Dopo la cristianità riprende a distanza di sei anni il discorso cominciato con Credere di credere e consistente in un ritorno a, o in una ripresa di, tematiche religiose nell’epoca della post-modernità. Ciò a partire da un duplice moto che mentre avvia la riflessione filosofica a partire dalla personale e singola esperienza esistenziale, ne rintraccia la profonda sintonia con lo “spirito del tempo”, che pare caratterizzato dalla rinascita dell’interesse religioso. L’età contemporanea si configura però come epoca post-metafisica (centrali a questo proposito sono le riflessioni di Nietzsche e Heidegger, autori di riferimento di Vattimo), conoscendo una generalizzata erosione di quelle verità oggettive e metafisiche a cui precedentemente il pensiero umano si sottometteva o si adeguava teoreticamente e moralmente. Di conseguenza, non trovandosi più, da un lato, alcuna «metanarrazione direttiva» o alcun «metalinguaggio normativo» e, dall’altro lato, essendo venute meno anche le ragioni forti dell’ateismo, si pone con urgenza la questione intorno alla religione e alle motivazioni per cui oggi si debba rifuggire da una ricaduta nei «fondamentalismi religiosi, o etnico-religiosi, o religioso-comunitaristici, che vediamo pullulare intorno a noi». In che senso va dunque ripensato e deve essere inteso oggi il ritorno alla religione?

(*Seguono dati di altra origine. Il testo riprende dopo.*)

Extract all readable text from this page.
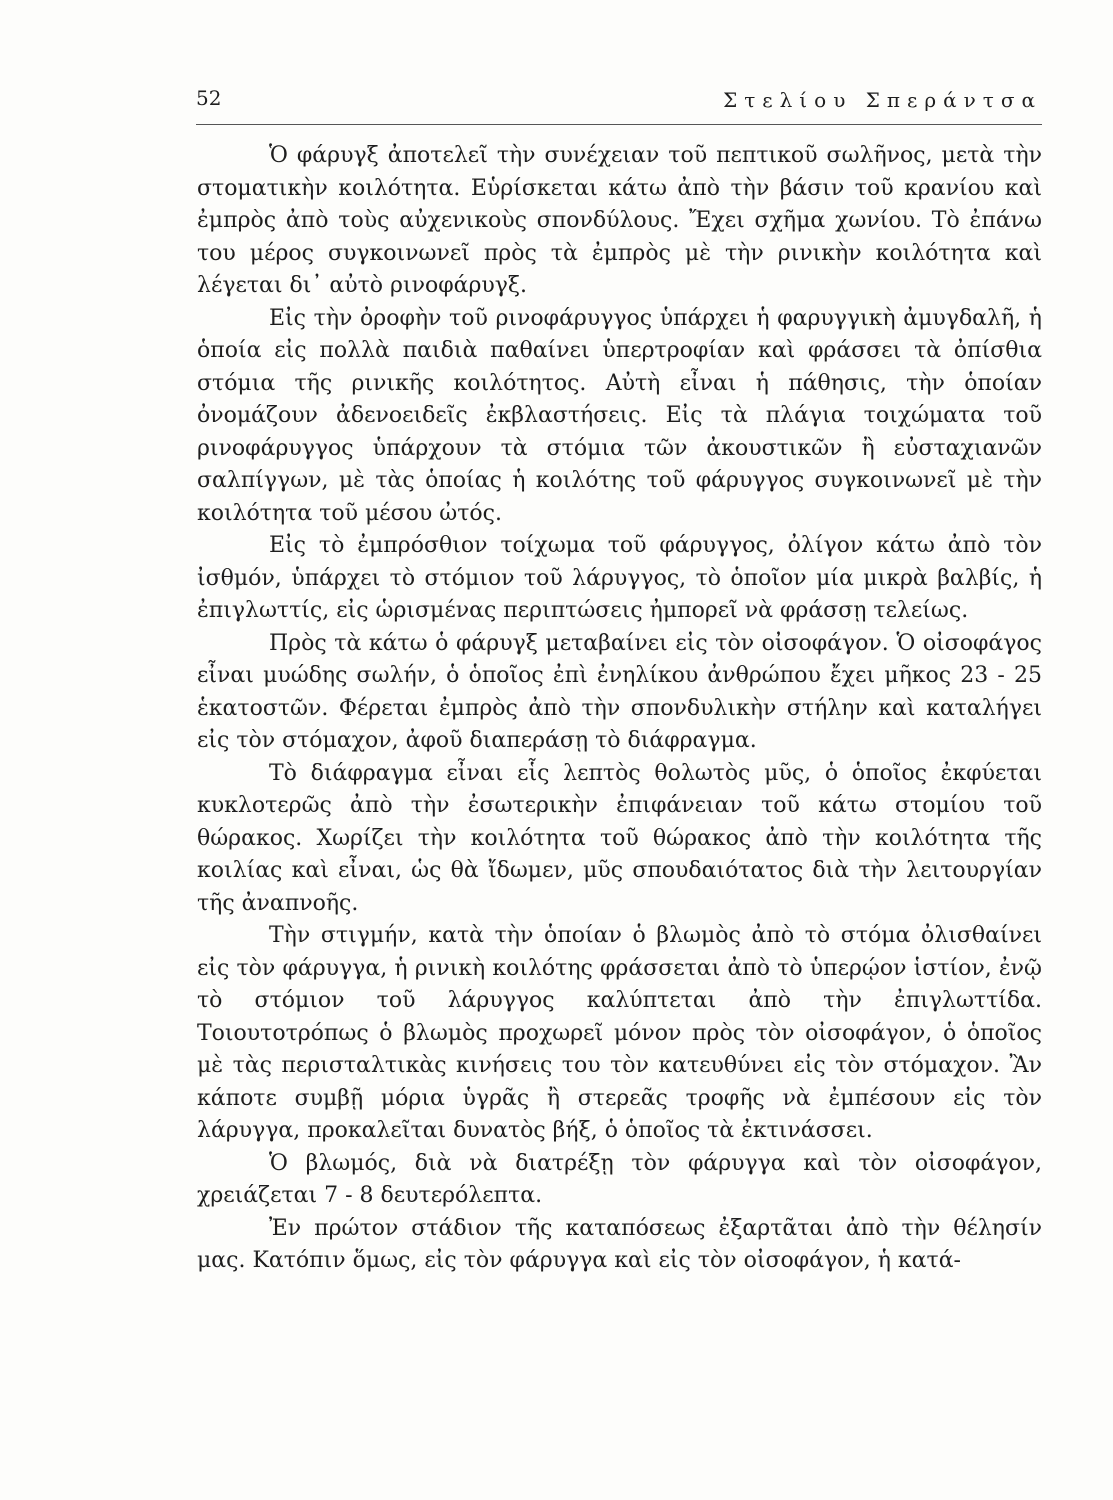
52	Στελίου Σπεράντσα

Ὁ φάρυγξ ἀποτελεῖ τὴν συνέχειαν τοῦ πεπτικοῦ σωλῆνος, μετὰ τὴν στοματικὴν κοιλότητα. Εὑρίσκεται κάτω ἀπὸ τὴν βάσιν τοῦ κρανίου καὶ ἐμπρὸς ἀπὸ τοὺς αὐχενικοὺς σπονδύλους. Ἔχει σχῆμα χωνίου. Τὸ ἐπάνω του μέρος συγκοινωνεῖ πρὸς τὰ ἐμπρὸς μὲ τὴν ρινικὴν κοιλότητα καὶ λέγεται δι᾽ αὐτὸ ρινοφάρυγξ.

Εἰς τὴν ὀροφὴν τοῦ ρινοφάρυγγος ὑπάρχει ἡ φαρυγγικὴ ἀμυγδαλῆ, ἡ ὁποία εἰς πολλὰ παιδιὰ παθαίνει ὑπερτροφίαν καὶ φράσσει τὰ ὀπίσθια στόμια τῆς ρινικῆς κοιλότητος. Αὐτὴ εἶναι ἡ πάθησις, τὴν ὁποίαν ὀνομάζουν ἀδενοειδεῖς ἐκβλαστήσεις. Εἰς τὰ πλάγια τοιχώματα τοῦ ρινοφάρυγγος ὑπάρχουν τὰ στόμια τῶν ἀκουστικῶν ἢ εὐσταχιανῶν σαλπίγγων, μὲ τὰς ὁποίας ἡ κοιλότης τοῦ φάρυγγος συγκοινωνεῖ μὲ τὴν κοιλότητα τοῦ μέσου ὠτός.

Εἰς τὸ ἐμπρόσθιον τοίχωμα τοῦ φάρυγγος, ὀλίγον κάτω ἀπὸ τὸν ἰσθμόν, ὑπάρχει τὸ στόμιον τοῦ λάρυγγος, τὸ ὁποῖον μία μικρὰ βαλβίς, ἡ ἐπιγλωττίς, εἰς ὡρισμένας περιπτώσεις ἠμπορεῖ νὰ φράσσῃ τελείως.

Πρὸς τὰ κάτω ὁ φάρυγξ μεταβαίνει εἰς τὸν οἰσοφάγον. Ὁ οἰσοφάγος εἶναι μυώδης σωλήν, ὁ ὁποῖος ἐπὶ ἐνηλίκου ἀνθρώπου ἔχει μῆκος 23 - 25 ἑκατοστῶν. Φέρεται ἐμπρὸς ἀπὸ τὴν σπονδυλικὴν στήλην καὶ καταλήγει εἰς τὸν στόμαχον, ἀφοῦ διαπεράσῃ τὸ διάφραγμα.

Τὸ διάφραγμα εἶναι εἷς λεπτὸς θολωτὸς μῦς, ὁ ὁποῖος ἐκφύεται κυκλοτερῶς ἀπὸ τὴν ἐσωτερικὴν ἐπιφάνειαν τοῦ κάτω στομίου τοῦ θώρακος. Χωρίζει τὴν κοιλότητα τοῦ θώρακος ἀπὸ τὴν κοιλότητα τῆς κοιλίας καὶ εἶναι, ὡς θὰ ἴδωμεν, μῦς σπουδαιότατος διὰ τὴν λειτουργίαν τῆς ἀναπνοῆς.

Τὴν στιγμήν, κατὰ τὴν ὁποίαν ὁ βλωμὸς ἀπὸ τὸ στόμα ὀλισθαίνει εἰς τὸν φάρυγγα, ἡ ρινικὴ κοιλότης φράσσεται ἀπὸ τὸ ὑπερῴον ἱστίον, ἐνῷ τὸ στόμιον τοῦ λάρυγγος καλύπτεται ἀπὸ τὴν ἐπιγλωττίδα. Τοιουτοτρόπως ὁ βλωμὸς προχωρεῖ μόνον πρὸς τὸν οἰσοφάγον, ὁ ὁποῖος μὲ τὰς περισταλτικὰς κινήσεις του τὸν κατευθύνει εἰς τὸν στόμαχον. Ἂν κάποτε συμβῇ μόρια ὑγρᾶς ἢ στερεᾶς τροφῆς νὰ ἐμπέσουν εἰς τὸν λάρυγγα, προκαλεῖται δυνατὸς βήξ, ὁ ὁποῖος τὰ ἐκτινάσσει.

Ὁ βλωμός, διὰ νὰ διατρέξῃ τὸν φάρυγγα καὶ τὸν οἰσοφάγον, χρειάζεται 7 - 8 δευτερόλεπτα.

Ἐν πρώτον στάδιον τῆς καταπόσεως ἐξαρτᾶται ἀπὸ τὴν θέλησίν μας. Κατόπιν ὅμως, εἰς τὸν φάρυγγα καὶ εἰς τὸν οἰσοφάγον, ἡ κατά-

Come può il pluralismo post-moderno – è questo l’intento di Vattimo – permettere «di ritrovare la fede cristiana»?
La chiave di lettura del volume consiste nell’idea di concepire la «modernità come secolarizzazione, e cioè come sviluppo interno e ‘logico’ della rivelazione ebraico cristiana, e vederne poi l’esito filosofico nella dissoluzione della metafisica e nell’emergenza dell’essere come evento». L’essenza della rivelazione ebraico-cristiana consisterebbe dunque nell’annuncio della verità come destino di «inde-bolimento» e di «alleggerimento» dell’essere, di cui è simbolo la kénōsis divina visibile nell’incarnazione di Gesù Cristo.
La presenza del messaggio cristiano nel cuore sia della modernità sia del suo oltrepassamento (e dunque nella storia della civiltà occidentale) è fatta valere da Vattimo come suggello per mostrare come la kénōsis – archetipo di indebolimento dell’essere (più che come fatto storico puntualmente e realmente accaduto) e conseguentemente presupposto per l’apertura dello spazio interpretativo e pluralistico della post-modernità – possa, proprio per ciò, valere come paradigma e criterio per una relazione interpretativa con la verità che presenti i tratti della carità, della dialogicità e della «laicità».